During his residency at the Cristallerie Saint-Louis in Moselle, Olivier Sévère (b. 1978, France) focused on materials, exploring their qualities, their chemistry and their physical properties. Under the mentorship of Emmanuel Saulnier, he experimented with crystal, drawing upon the various forms devised by artisans over the centuries to produce a work entitled De rien ne se crée rien. Each piece created at the site employs different techniques for working both heated and cooled crystal. By redeploying a number of these, Sévère imagined several collections of “stones”, that variously took on the form of pebbles, slabs, slates and rocks, and reconstructed the perpetual material cycles at the origin of crystal: rocks erode and wear down into sand, which becomes the raw material for the crystal that Sévère in turn reworks into his “stones”.
Upon her arrival at the Maroquinerie de Sayat in the Auvergne region, Elisabeth S. Clark (b. 1983, England) was immediately struck by the unique range of gestures used by the workshop’s artisans. To her, they resembled a form of dance, and she was particularly fascinated by a circular movement used in saddle stitching. This gesture inspired her to create a work consisting of a wooden circle, four metres in diameter, that she clad in white leather. Installed in an upright position in the workshop, it formed a backdrop to the scenes which play out there every day, a simple line directing the viewer’s gaze. The work thus draws attention to the painstaking dexterity that guides each movement of the craftspeople: a gesture that reveals a gesture.

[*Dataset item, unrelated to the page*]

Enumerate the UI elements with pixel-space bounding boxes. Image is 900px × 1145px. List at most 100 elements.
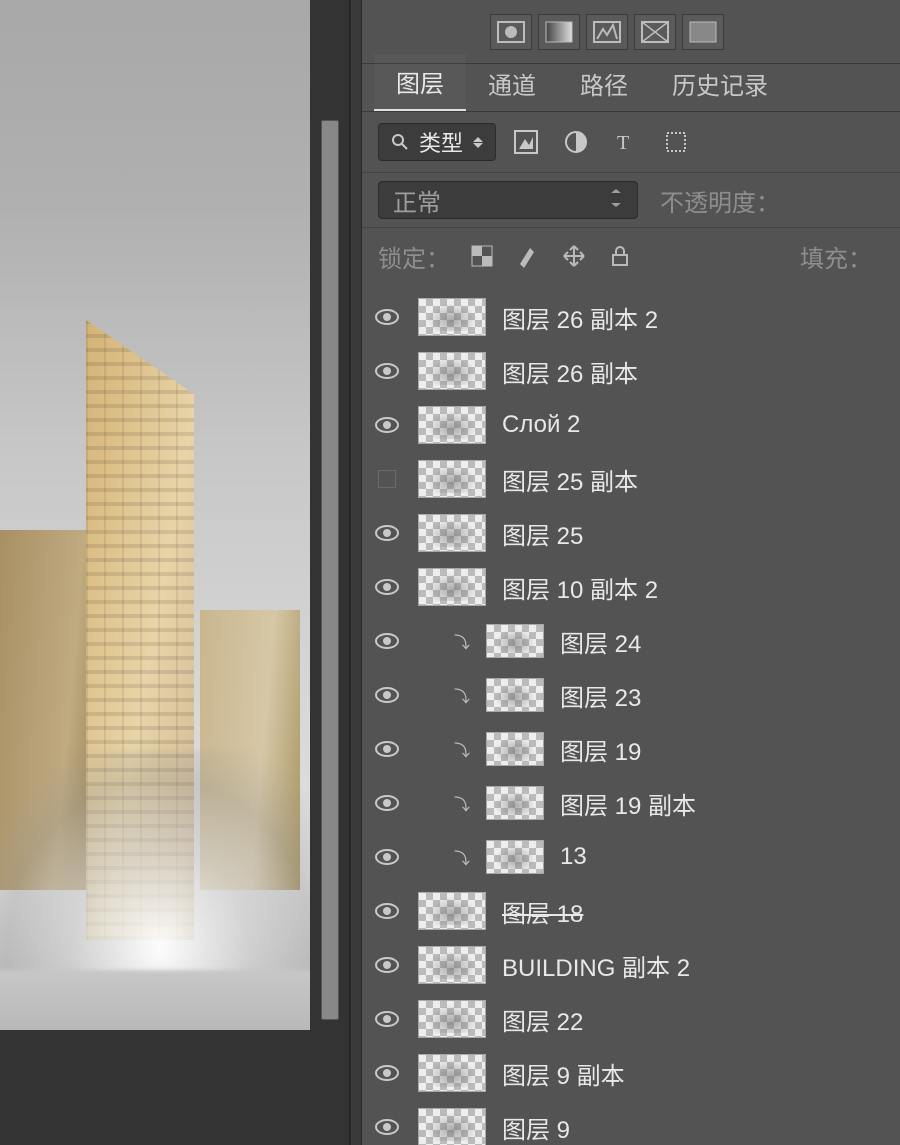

Benoît Piéron (b. 1983, France) experimented with the skills surrounding silk at the Holding Textile Hermès in the Lyon region. Piéron, who was mentored by Richard Deacon, devised a mobile installation that consists of a bed of silk and which he describes as “a medium for dreams and a space for staging the drama of marriage”. He drew inspiration form the Holding’s archives of sheets and wall hangings, as well as from ethnological research into fabrics associated with matrimonial ceremonies in various different cultures. Bed and its silken sheets were created with the help of colour specialists and graphic designers from two other businesses present at the site, Sport Soie and the Société d’Impression sur Étoffe du Grand Lemps (SIEGL).